Fueron alrededor de dos centenares de fieles y devotos del Santo los que se reunieron en el santuario de la hoz del Júcar para adorar al Niño, como hicieron los pastores de Belén hace ahora dos mil años. Ascendiendo al paraje santo por el escaleron de piedra iluminado para la ocasión, situado entre la Playa y las Grajas.
La Agrupación de Devotos de San Julián “El Tranquilo”, se encargo de preparar el acogedor encuentro de la Nochebuena conquense, que sirvió para muchos de ellos como epílogo a la cena familiar. Los fieles que se acercaron al “tranquilo lugar”, fueron testigos de unos impresionantes fuegos artificiales procedentes del barrio del Castillo, que hicieron mas hermosa y especial la Nochebuena para ellos.

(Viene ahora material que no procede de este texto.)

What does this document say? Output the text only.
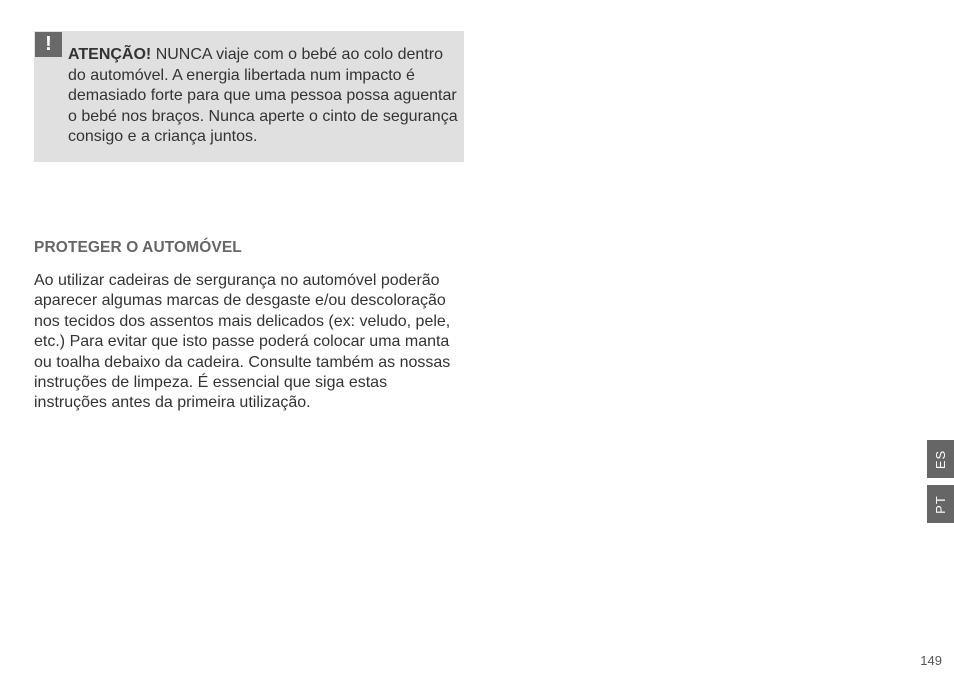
!	ATENÇÃO! NUNCA viaje com o bebé ao colo dentro do automóvel. A energia libertada num impacto é demasiado forte para que uma pessoa possa aguentar o bebé nos braços. Nunca aperte o cinto de segurança consigo e a criança juntos.
PROTEGER O AUTOMÓVEL

Ao utilizar cadeiras de sergurança no automóvel poderão aparecer algumas marcas de desgaste e/ou descoloração nos tecidos dos assentos mais delicados (ex: veludo, pele, etc.) Para evitar que isto passe poderá colocar uma manta ou toalha debaixo da cadeira. Consulte também as nossas instruções de limpeza. É essencial que siga estas instruções antes da primeira utilização.

ES
PT
149
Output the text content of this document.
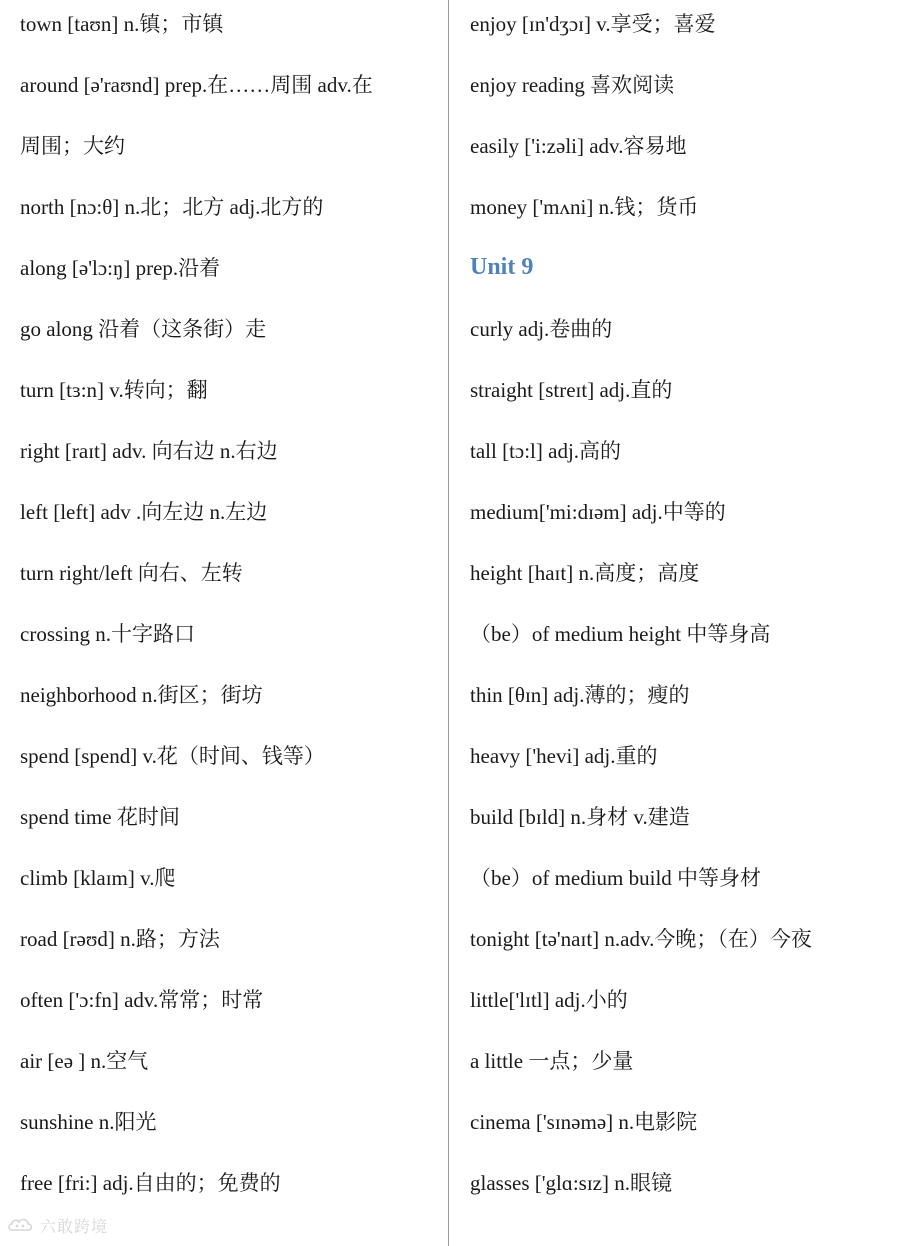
town [taʊn] n.镇；市镇
around [ə'raʊnd] prep.在……周围 adv.在
周围；大约
north [nɔ:θ] n.北；北方 adj.北方的
along [ə'lɔ:ŋ] prep.沿着
go along 沿着（这条街）走
turn [tɜ:n] v.转向；翻
right [raɪt] adv. 向右边 n.右边
left [left] adv .向左边 n.左边
turn right/left 向右、左转
crossing n.十字路口
neighborhood n.街区；街坊
spend [spend] v.花（时间、钱等）
spend time 花时间
climb [klaɪm] v.爬
road [rəʊd] n.路；方法
often ['ɔ:fn] adv.常常；时常
air [eə ] n.空气
sunshine n.阳光
free [fri:] adj.自由的；免费的
enjoy [ɪn'dʒɔɪ] v.享受；喜爱
enjoy reading 喜欢阅读
easily ['i:zəli] adv.容易地
money ['mʌni] n.钱；货币
Unit 9
curly adj.卷曲的
straight [streɪt] adj.直的
tall [tɔ:l] adj.高的
medium['mi:dɪəm] adj.中等的
height [haɪt] n.高度；高度
（be）of medium height 中等身高
thin [θɪn] adj.薄的；瘦的
heavy ['hevi] adj.重的
build [bɪld] n.身材 v.建造
（be）of medium build 中等身材
tonight [tə'naɪt] n.adv.今晚；（在）今夜
little['lɪtl] adj.小的
a little 一点；少量
cinema ['sɪnəmə] n.电影院
glasses ['glɑ:sɪz] n.眼镜
六敢跨境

Después de besar al Niño, los asistentes tomaron un pequeño ágape alrededor de una gran hoguera que sofocaba el frío del paraje, caminando los asistentes hacia el Belén que se encontraba cobijado en la Cueva de San Julián, para ofrecerle en forma de oblación unos villancicos populares.
Finalizo la agradable velada navideña de paz y amor, con el canto del himno a San Julián, por parte de los presentes en la pequeña ermita levantada en su honor.